Can someone PLEASE show me how to solve these?I never could understand these types of equetions.(3x/10)+(9x/10)
(n-2/n+4)+(8/[n+4])
(5m+8/[m-1]) - (m-3/[m-1])
(x^2/[x-1]) - (1/[x-1])
(4x+y/[2x+3y])-(2x -2y/[2x+3y])
(x^2+3x+2/[x^2-16] + (3x++6/[x^2-16])
7/(x-5) - (2+x/[x-5])
Since they are not equations, they cannot be "solved," but they can be simplified.
(n-2/n+4)+(8/[n+4])
Since both have a denominator of n+4, the numerators can be combined.
(n-2+8)/(n+4) = (n+6)/(n+4)
The same process can be used with the other expressions.
I hope this helps. Thanks for asking.
To solve or simplify these types of equations, you need to understand the concept of combining like terms and simplifying fractions. Let's go through each expression step by step:
1. (3x/10) + (9x/10):
- Since both terms have a common denominator of 10, you can add the numerators: 3x + 9x = 12x.

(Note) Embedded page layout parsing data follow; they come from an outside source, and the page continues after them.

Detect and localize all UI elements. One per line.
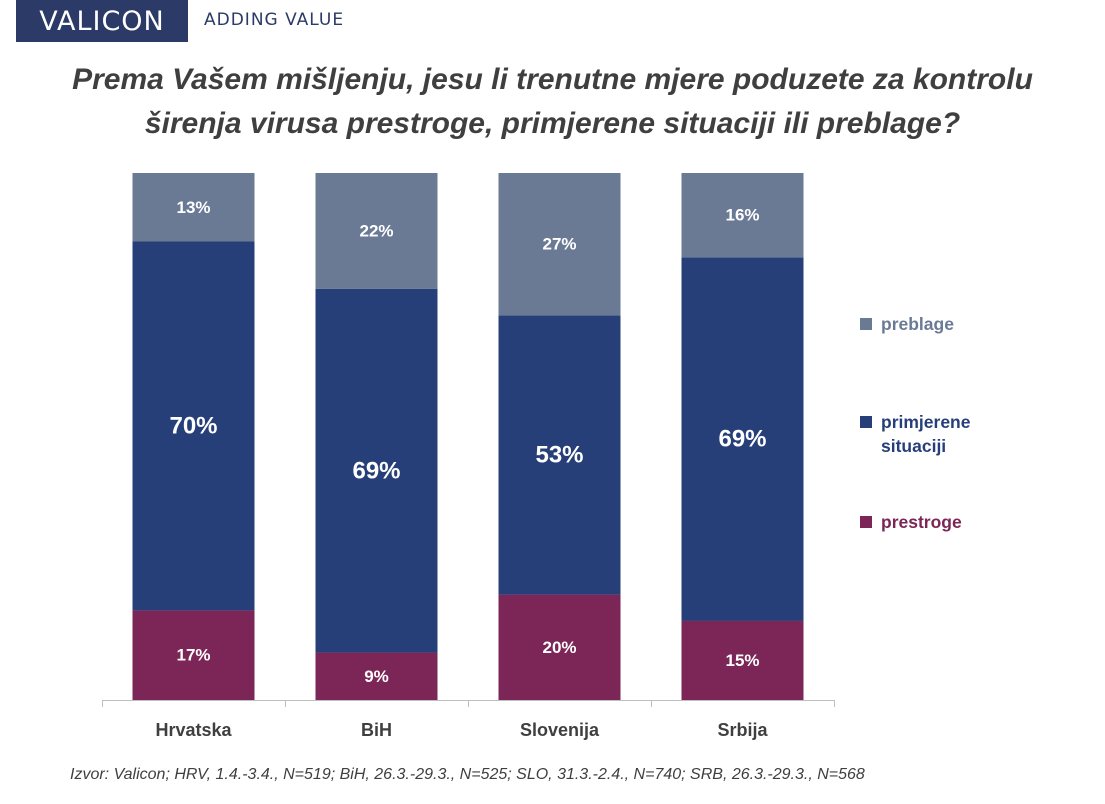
bar-primjerene-situaciji-slovenija [498, 315, 621, 595]
data-label-prestroge-slovenija: 20% [542, 638, 576, 657]
x-tick-label-hrvatska: Hrvatska [155, 720, 232, 740]
data-label-preblage-hrvatska: 13% [176, 198, 210, 217]
data-label-prestroge-bih: 9% [364, 667, 389, 686]
legend-label-preblage: preblage [881, 314, 954, 334]
legend-item-primjerene-situaciji: primjerene situaciji [860, 410, 1001, 458]
x-tick-label-slovenija: Slovenija [520, 720, 600, 740]
logo-text: VALICON [39, 5, 165, 37]
data-label-primjerene-situaciji-slovenija: 53% [535, 441, 583, 468]
bar-prestroge-slovenija [498, 594, 621, 700]
data-label-preblage-bih: 22% [359, 221, 393, 240]
data-label-prestroge-srbija: 15% [725, 651, 759, 670]
bar-primjerene-situaciji-hrvatska [132, 241, 255, 611]
data-label-prestroge-hrvatska: 17% [176, 646, 210, 665]
data-label-primjerene-situaciji-bih: 69% [352, 457, 400, 484]
legend-item-prestroge: prestroge [860, 510, 1001, 534]
bar-preblage-slovenija [498, 173, 621, 316]
legend-label-prestroge: prestroge [881, 512, 962, 532]
legend-swatch-primjerene-situaciji [860, 416, 872, 428]
data-label-preblage-slovenija: 27% [542, 235, 576, 254]
bar-preblage-bih [315, 173, 438, 289]
legend-swatch-prestroge [860, 516, 872, 528]
bar-preblage-srbija [681, 173, 804, 258]
valicon-logo: VALICON [16, 0, 188, 42]
legend-label-primjerene-situaciji: primjerene situaciji [881, 412, 971, 456]
data-label-primjerene-situaciji-hrvatska: 70% [169, 412, 217, 439]
source-note: Izvor: Valicon; HRV, 1.4.-3.4., N=519; B… [70, 766, 865, 783]
bar-prestroge-srbija [681, 620, 804, 700]
x-tick-label-bih: BiH [361, 720, 392, 740]
bar-prestroge-hrvatska [132, 610, 255, 700]
legend-item-preblage: preblage [860, 312, 1001, 336]
legend-swatch-preblage [860, 318, 872, 330]
x-tick-label-srbija: Srbija [717, 720, 768, 740]
data-label-preblage-srbija: 16% [725, 206, 759, 225]
bar-primjerene-situaciji-srbija [681, 257, 804, 621]
bar-primjerene-situaciji-bih [315, 288, 438, 653]
bar-preblage-hrvatska [132, 173, 255, 242]
title-line-2: širenja virusa prestroge, primjerene sit… [144, 107, 961, 140]
chart-title: Prema Vašem mišljenju, jesu li trenutne … [10, 58, 1095, 146]
data-label-primjerene-situaciji-srbija: 69% [718, 426, 766, 453]
bar-prestroge-bih [315, 652, 438, 700]
title-line-1: Prema Vašem mišljenju, jesu li trenutne … [72, 63, 1033, 96]
tagline: ADDING VALUE [204, 10, 345, 30]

- The final expression is 12x/10, but it can be simplified by dividing both the numerator and denominator by their greatest common divisor (2 in this case).
- Simplifying further, you get 6x/5.
2. (n-2/n+4) + (8/[n+4]):
- Here, the denominators are the same, so you can combine the numerators: (n-2) + 8 = n + 6.
- The final expression is (n+6)/(n+4).
3. (5m+8/[m-1]) - (m-3/[m-1]):
- The denominators are the same, so you can combine the numerators: (5m+8) - (m-3) = 5m+8-m+3 = 4m+11.
- The final expression is (4m+11)/(m-1).
4. (x^2/[x-1]) - (1/[x-1]):
- Both fractions have a common denominator of (x-1), so you can subtract the numerators: x^2 - 1.
- The final expression becomes (x^2 - 1)/(x-1).
5. (4x+y/[2x+3y]) - (2x -2y/[2x+3y]):
- The denominators are equivalent, so you can combine the numerators: (4x+y) - (2x-2y) = 2x + 3y.
- The final expression is (2x + 3y)/(2x + 3y).
6. (x^2+3x+2/[x^2-16]) + (3x+6/[x^2-16]):
- The denominators are the same, so you can combine the numerators: (x^2+3x+2) + (3x+6) = x^2 + 6x + 8.
- The final expression becomes (x^2 + 6x + 8)/(x^2 - 16).
7. 7/(x-5) - (2+x/[x-5]):
- The denominators are the same, so you can combine the numerators: 7 - (2 + x) = 5 - x.
- The final expression is (5 - x)/(x - 5).
Remember to always check if you can simplify the final expression further by factoring or canceling out common factors.